It’s the time when we think about making New Year’s resolutions. I don’t know about you but over the years I’ve vowed to :-
- cut down on alcohol
- stop eating junk food
- reduce my sugar intake
- exercise more
- take up yoga
- learn to play the piano
- stop procrastinating.
And that’s just the things I can think of right now.
It probably won’t surprise you to learn that I never kept a single on of my New Year’s resolutions. And I’m guessing I’m not alone – or even unusual – in that. Those well-meaning promises we make as the champagne (who am I kidding? – Prosecco) corks pop at the stroke of midnight are generally forgotten within a few days.

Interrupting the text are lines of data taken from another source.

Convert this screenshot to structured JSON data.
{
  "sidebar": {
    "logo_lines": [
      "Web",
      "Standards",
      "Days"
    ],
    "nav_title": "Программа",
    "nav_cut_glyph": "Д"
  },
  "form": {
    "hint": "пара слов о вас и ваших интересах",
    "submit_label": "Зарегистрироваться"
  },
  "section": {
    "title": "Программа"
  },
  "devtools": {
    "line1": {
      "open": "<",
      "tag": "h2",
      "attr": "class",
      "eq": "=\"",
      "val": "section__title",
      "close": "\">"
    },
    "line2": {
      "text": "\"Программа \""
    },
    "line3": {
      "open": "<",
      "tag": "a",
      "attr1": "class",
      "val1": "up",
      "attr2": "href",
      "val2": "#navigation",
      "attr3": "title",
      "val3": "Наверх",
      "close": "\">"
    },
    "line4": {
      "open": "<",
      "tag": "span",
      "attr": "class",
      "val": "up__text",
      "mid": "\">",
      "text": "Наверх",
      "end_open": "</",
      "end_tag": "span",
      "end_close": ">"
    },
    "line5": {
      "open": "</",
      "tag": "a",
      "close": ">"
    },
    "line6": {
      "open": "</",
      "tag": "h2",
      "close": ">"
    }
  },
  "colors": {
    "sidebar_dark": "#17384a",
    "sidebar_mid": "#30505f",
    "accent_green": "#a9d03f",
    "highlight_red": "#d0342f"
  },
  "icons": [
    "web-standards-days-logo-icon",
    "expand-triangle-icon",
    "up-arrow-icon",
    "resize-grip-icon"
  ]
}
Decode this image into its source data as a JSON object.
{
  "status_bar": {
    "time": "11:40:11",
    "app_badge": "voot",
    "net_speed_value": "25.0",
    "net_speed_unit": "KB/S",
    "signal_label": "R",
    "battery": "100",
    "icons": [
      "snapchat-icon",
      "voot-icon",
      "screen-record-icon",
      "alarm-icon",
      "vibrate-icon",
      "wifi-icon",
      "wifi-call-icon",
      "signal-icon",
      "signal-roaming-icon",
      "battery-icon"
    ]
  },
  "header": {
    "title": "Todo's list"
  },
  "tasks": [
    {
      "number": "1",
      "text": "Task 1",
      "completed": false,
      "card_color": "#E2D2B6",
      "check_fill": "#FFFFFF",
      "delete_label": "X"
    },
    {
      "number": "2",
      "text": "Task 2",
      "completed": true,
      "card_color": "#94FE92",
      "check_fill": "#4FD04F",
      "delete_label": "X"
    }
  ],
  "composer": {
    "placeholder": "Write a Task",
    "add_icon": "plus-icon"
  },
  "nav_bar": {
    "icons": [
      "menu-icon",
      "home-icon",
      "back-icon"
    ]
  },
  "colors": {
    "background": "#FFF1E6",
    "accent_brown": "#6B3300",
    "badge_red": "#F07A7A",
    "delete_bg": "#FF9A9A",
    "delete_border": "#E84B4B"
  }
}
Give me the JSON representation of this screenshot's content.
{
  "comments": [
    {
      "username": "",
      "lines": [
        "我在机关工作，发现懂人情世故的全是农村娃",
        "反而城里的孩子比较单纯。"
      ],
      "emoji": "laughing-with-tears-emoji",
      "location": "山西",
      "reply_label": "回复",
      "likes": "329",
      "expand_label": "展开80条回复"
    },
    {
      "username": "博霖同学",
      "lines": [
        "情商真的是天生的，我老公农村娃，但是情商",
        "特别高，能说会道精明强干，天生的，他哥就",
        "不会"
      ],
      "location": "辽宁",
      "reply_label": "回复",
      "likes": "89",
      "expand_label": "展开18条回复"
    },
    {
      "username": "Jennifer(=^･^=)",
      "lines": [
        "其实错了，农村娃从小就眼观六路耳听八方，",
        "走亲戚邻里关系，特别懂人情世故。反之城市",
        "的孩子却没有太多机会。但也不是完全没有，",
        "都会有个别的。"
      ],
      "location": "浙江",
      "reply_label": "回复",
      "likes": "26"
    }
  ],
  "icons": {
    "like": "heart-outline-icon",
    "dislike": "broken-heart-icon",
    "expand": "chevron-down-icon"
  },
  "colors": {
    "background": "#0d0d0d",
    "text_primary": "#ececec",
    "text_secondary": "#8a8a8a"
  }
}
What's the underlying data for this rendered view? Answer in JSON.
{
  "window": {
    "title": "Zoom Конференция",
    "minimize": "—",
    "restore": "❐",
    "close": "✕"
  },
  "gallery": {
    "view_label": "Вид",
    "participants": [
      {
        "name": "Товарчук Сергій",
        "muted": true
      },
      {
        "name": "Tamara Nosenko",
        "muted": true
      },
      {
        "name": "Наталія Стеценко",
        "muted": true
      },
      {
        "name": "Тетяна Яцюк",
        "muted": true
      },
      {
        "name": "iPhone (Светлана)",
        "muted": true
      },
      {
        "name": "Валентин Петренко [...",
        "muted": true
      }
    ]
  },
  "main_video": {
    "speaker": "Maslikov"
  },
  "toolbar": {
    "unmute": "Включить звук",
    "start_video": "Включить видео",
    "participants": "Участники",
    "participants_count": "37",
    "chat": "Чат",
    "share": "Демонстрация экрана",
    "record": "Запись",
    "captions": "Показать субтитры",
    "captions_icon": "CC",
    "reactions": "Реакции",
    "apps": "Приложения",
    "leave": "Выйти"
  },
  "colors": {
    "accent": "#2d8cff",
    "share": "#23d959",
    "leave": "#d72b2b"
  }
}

So why do we do it? Why do we tell ourselves we’re going to be better people just because the number at the top of the calendar is changing? Maybe we really believe that it’s easier to make a big change at the start of a shiny new year. Especially if we tell our friends and family about it, and perhaps even get them to join us.
But change isn’t easy. It takes motivation and a lot of thought. You need to really want to make that change, not just think it sounds good as the New Year’s chimes come to an end. Promising yourself you’re going to stop smoking isn’t going to work unless you really want to stop. And you have to be able to achieve the change – don’t swear you’ll take up yoga if you have no idea how you’ll find the time.
I’ve decided I’m not going to make any New Year’s resolutions this year. Rather than pressurise myself to think of a way I’m going to improve, I’m going to remind myself that change can happen at any time. I can tackle those things about myself that I’m not happy with when I’m ready. I can think about the benefits of change, work on my motivation, and then take action.
So maybe this time next year there’ll be a new me. Or maybe not.